I need to find the y forces on the charge 2.6 µC. I have one last try.

Homework Equations

-----------------------------------------
F=k*((q₁)(q₂)/r²)
K = 9E9 Nm²/c²
q₁= charge 1 in columbs
q₂ = charge 2 in columbs
r = distance between the two charges (in meters)

a² + b² = c²
sin(xº)=O/H

#₁E#₂ = #₁*10^#₂

The Attempt at a Solution

-----------------------------------------
F₁ = 9E9 * ((2.6µC)*( -1.0µC))/.1²
F₁ = -2.34 N
*It's negative because its being pulled down due to attraction

F₂ = 9E9 * ((2.6µC)*( 13.0µC))/.224²
F₂ = 5.6 N
**.1m² +.2m² =.05 , .05^.5 = .224m **
**.1m and hyptonuse angle: sin^-1(.2m/.224) = 63.23º **
** Other angle is 26.76º (90º-63.23º)**
sin(xº)=O/H --> H*sin(xº)=O
5.6 N sin (26.76º) = +2.54 N

+2.54 N - 2.34 N = +.2 N
Is this the correct answer? +.2N
------------------------------------
I tried using 5.6cos(26.56º) = 5.009N (Hcos(xº) = A) for the x forces and it told me I was wrong.
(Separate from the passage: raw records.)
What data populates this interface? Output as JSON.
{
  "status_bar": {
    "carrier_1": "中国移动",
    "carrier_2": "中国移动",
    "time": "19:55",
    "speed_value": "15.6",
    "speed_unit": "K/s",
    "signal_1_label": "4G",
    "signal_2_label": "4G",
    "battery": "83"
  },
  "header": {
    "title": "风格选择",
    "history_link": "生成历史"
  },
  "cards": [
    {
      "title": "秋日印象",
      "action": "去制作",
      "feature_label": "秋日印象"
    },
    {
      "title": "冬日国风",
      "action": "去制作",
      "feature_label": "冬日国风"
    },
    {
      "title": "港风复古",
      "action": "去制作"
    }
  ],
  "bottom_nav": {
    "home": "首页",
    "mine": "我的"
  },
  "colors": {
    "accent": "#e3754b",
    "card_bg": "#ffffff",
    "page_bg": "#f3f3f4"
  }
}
I plugged in 5 N & -5 N :|

 

[Delphi51]

The physics looks good. I didn't check the calculator work, except for the angle - and I got 26.56 degrees instead of your 26.76 degrees. Better check that again. Use tan instead of sin so you don't get any rounding error due to the hypotenuse calc.